News from the scientific world

How did we shoot the picture of a black hole?

I am sure everybody already know about the topic of this new post, but today I would like to talk about the first picture of a black hole, the photo described as the picture of the century. But first things first:

What exactly is a black hole?

A black hole is a physical entity with a mass so dense (or compact) that produces a gravity force so strong that nothing around it can escape, not even light. The reason why its gravity is so strong is because matter has been squeezed into an incredibly small space. This can happen when a star is dying, then this kind of black holes are called “stellar” black holes and their mass can be up to 20 times more than the mass of our Sun. There are two more different types of black holes: the “supermassive” ones, with masses of more than 1 million suns together, which scientists have proof to be in every large galaxy, as the Sagittarius A in the center of (our) Milky Way, believed to be formed at the same time as the galaxy they are in; and “small” black holes, that can be as small as just one atom, teeny tiny but with the mass of a mountain, and these are believed to have been formed when the universe began.

Since light can not get out of it, black holes are actually invisible: we can not see black holes because they do not reflect light. However, some telescopes have special features that allow scientists to “see” these mysterious and fascinating physical entities: since we can not directly see the black holes, we observe the light and objects around them. We are able to observe the stars that are very close to the black holes, that act differently than other stars. Indeed, strange things happen around black holes to do with quantum physics and space time, thus affecting the gravity of stars and gasses orbiting around it.

Then, how did we shoot a picture of it?

The picture of the century has been captured thanks to the Event Horizon Telescope project, a global collaboration of over 200 scientists, using radio telescopes around the world, from Hawaii to the South Pole. All these telescopes were recruited and connected, so that they could work as a single telescope with the size of the Earth, and they collected more than 4000 Terabytes of data to “take a picture” of the M87 black hole in April 2017. This black hole is 50 million light years away from us, in a galaxy called Messier 87.

From eventhorizontelescope.org : “Scientists have obtained the first image of a black hole, using Event Horizon Telescope observations of the center of the galaxy M87. The image shows a bright ring formed as light bends in the intense gravity around a black hole that is 6.5 billion times more massive than the Sun.
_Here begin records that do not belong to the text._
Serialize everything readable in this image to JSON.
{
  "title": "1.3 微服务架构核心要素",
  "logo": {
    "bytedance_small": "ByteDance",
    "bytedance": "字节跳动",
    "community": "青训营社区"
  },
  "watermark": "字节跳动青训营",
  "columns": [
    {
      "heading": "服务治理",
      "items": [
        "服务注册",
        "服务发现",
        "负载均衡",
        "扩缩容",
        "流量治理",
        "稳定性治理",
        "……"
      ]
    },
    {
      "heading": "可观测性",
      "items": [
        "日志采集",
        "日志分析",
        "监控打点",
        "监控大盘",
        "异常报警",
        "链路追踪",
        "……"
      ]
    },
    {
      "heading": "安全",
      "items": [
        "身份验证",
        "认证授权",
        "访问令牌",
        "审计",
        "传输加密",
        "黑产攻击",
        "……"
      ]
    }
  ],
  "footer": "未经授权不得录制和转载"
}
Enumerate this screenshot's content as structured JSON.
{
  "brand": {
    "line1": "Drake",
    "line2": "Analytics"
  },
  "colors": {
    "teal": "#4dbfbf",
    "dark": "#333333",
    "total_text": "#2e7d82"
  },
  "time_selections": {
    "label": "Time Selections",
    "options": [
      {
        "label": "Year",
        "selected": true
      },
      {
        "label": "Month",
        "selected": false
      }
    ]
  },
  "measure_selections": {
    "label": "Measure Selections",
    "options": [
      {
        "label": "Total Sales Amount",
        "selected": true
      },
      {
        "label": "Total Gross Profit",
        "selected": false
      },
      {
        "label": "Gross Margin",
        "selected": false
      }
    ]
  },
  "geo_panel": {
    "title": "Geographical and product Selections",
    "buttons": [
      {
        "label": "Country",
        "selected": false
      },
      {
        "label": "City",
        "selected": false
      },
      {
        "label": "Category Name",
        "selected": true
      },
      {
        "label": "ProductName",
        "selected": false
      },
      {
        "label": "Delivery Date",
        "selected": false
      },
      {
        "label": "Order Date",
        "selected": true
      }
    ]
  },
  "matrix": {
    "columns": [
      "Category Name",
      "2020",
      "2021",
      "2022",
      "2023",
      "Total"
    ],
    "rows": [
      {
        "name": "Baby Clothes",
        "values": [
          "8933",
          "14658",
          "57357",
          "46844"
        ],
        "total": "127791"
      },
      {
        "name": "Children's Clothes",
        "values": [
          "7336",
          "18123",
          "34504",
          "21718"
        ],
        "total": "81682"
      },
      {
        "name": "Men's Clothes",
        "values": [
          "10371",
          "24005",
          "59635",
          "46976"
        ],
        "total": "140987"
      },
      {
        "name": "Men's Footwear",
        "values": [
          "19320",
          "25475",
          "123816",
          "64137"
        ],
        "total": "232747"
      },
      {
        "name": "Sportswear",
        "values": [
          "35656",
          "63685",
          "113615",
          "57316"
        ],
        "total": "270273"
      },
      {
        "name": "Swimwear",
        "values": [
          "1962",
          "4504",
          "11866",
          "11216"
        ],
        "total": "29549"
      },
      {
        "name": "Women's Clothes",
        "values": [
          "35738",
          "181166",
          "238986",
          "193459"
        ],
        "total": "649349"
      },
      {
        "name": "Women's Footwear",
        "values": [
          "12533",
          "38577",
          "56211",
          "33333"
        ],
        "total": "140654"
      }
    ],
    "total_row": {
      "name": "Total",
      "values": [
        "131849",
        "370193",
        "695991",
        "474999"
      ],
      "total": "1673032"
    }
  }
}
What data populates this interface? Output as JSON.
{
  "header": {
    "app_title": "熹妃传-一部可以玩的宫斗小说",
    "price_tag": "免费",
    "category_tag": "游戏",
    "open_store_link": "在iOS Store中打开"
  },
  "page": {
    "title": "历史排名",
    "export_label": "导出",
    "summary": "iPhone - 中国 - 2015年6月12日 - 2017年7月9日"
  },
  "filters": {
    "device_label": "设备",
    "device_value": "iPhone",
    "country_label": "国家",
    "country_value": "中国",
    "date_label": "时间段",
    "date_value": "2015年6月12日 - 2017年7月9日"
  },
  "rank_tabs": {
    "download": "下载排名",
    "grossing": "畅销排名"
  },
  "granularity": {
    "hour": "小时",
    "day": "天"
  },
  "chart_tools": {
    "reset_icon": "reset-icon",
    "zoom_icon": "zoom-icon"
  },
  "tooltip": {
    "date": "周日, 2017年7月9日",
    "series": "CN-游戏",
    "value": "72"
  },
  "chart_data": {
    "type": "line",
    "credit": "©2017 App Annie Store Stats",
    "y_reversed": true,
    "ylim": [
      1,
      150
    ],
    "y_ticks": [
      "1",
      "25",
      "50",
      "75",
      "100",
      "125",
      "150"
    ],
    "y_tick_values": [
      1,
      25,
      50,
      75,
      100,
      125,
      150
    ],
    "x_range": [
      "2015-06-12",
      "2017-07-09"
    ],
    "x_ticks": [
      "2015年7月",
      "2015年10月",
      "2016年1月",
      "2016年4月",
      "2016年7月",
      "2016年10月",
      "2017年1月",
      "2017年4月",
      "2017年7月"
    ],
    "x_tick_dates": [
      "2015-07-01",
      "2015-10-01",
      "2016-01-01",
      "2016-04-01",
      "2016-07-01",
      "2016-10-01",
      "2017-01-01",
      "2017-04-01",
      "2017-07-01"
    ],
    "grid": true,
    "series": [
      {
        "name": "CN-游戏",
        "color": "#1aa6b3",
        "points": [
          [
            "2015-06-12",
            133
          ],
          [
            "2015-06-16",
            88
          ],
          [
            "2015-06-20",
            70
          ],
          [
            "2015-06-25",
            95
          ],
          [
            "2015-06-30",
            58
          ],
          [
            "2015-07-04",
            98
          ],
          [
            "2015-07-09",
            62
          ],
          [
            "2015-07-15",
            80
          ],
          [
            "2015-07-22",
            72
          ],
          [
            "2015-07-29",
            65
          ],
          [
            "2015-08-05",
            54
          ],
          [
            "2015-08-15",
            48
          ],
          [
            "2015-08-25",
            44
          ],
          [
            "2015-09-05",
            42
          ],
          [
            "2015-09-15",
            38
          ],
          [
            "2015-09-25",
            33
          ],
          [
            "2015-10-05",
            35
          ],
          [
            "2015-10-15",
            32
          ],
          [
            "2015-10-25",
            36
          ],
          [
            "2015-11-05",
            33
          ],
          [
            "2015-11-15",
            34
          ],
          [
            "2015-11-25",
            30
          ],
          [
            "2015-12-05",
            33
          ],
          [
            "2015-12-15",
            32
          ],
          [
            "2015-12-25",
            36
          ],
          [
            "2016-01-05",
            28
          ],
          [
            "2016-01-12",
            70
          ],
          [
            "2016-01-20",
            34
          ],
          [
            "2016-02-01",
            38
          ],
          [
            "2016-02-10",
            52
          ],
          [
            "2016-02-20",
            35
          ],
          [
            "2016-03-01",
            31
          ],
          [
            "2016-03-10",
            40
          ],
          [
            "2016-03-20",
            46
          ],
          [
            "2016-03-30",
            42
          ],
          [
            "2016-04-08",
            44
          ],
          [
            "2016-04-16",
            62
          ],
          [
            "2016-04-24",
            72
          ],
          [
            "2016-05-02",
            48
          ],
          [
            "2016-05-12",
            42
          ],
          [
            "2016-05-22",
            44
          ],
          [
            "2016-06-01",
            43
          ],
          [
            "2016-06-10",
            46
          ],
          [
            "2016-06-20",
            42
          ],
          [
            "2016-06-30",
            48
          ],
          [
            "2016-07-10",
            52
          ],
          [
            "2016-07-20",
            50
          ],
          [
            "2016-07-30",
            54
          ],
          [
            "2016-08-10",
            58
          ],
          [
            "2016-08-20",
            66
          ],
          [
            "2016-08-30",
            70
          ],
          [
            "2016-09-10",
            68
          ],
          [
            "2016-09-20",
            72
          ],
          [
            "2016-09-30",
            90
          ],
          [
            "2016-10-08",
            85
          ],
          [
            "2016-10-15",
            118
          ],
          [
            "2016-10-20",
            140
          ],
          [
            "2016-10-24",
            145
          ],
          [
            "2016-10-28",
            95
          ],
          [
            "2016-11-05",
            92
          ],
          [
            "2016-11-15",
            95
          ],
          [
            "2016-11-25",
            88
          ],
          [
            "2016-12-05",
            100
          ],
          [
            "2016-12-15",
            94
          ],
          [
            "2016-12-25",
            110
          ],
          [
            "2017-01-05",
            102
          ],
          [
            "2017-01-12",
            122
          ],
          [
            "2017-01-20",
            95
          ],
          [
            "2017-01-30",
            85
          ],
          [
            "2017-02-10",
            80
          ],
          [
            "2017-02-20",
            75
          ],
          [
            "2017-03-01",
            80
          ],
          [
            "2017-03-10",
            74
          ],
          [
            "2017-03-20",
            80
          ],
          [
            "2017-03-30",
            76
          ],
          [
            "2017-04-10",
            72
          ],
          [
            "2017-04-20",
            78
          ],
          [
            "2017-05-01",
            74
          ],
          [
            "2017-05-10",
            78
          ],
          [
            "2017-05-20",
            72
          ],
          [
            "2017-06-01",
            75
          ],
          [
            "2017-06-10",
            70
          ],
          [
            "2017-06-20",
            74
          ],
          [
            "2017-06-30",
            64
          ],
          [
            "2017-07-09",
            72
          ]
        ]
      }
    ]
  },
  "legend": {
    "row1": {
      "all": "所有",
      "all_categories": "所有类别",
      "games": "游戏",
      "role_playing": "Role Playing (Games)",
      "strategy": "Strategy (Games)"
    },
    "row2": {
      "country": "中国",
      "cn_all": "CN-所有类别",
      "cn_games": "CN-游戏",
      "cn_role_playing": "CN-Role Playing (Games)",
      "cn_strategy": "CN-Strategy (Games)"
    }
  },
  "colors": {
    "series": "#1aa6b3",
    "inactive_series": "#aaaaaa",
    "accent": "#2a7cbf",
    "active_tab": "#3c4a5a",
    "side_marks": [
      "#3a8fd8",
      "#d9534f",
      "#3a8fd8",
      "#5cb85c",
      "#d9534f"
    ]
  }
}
This long-sought image provides the strongest evidence to date for the existence of supermassive black holes and opens a new window onto the study of black holes, their event horizons, and gravity.” Credit: Event Horizon Telescope Collaboration

The picture we all have seen by now (see picture above) is not a single snap, but it is the product of a process called interferometry, that combines the observations from different telescopes in one single picture. Four different teams of scientists independently analysed the massive amount of data collected by these radio telescopes around the world, using different algorithms and verifying them on different models. They built a very large library of simulation models, from which they obtained “synthetic/simulated” pictures produced on the basis of mathematical models that could be seen in reality according to the different scenarios available. They then compared the measurements observed with the ones contained in the library and, since the pictures produced by each team of scientists were very similar, the observations were robust and the final picture we can look at today, 2 years after the “photo” was shot, is the most accurate possible, almost indistinguishable from the simulations produced before.

One of the main results of this observation is a more direct measurement of the black hole mass, very close to the estimations made via the observations of the orbiting stars around it. Moreover, it could be now possible to start properly “observe” black holes, first to verify all the theories previously formulated and then to study astrophysical phenomena that only now we started to observe but we currently can not understand.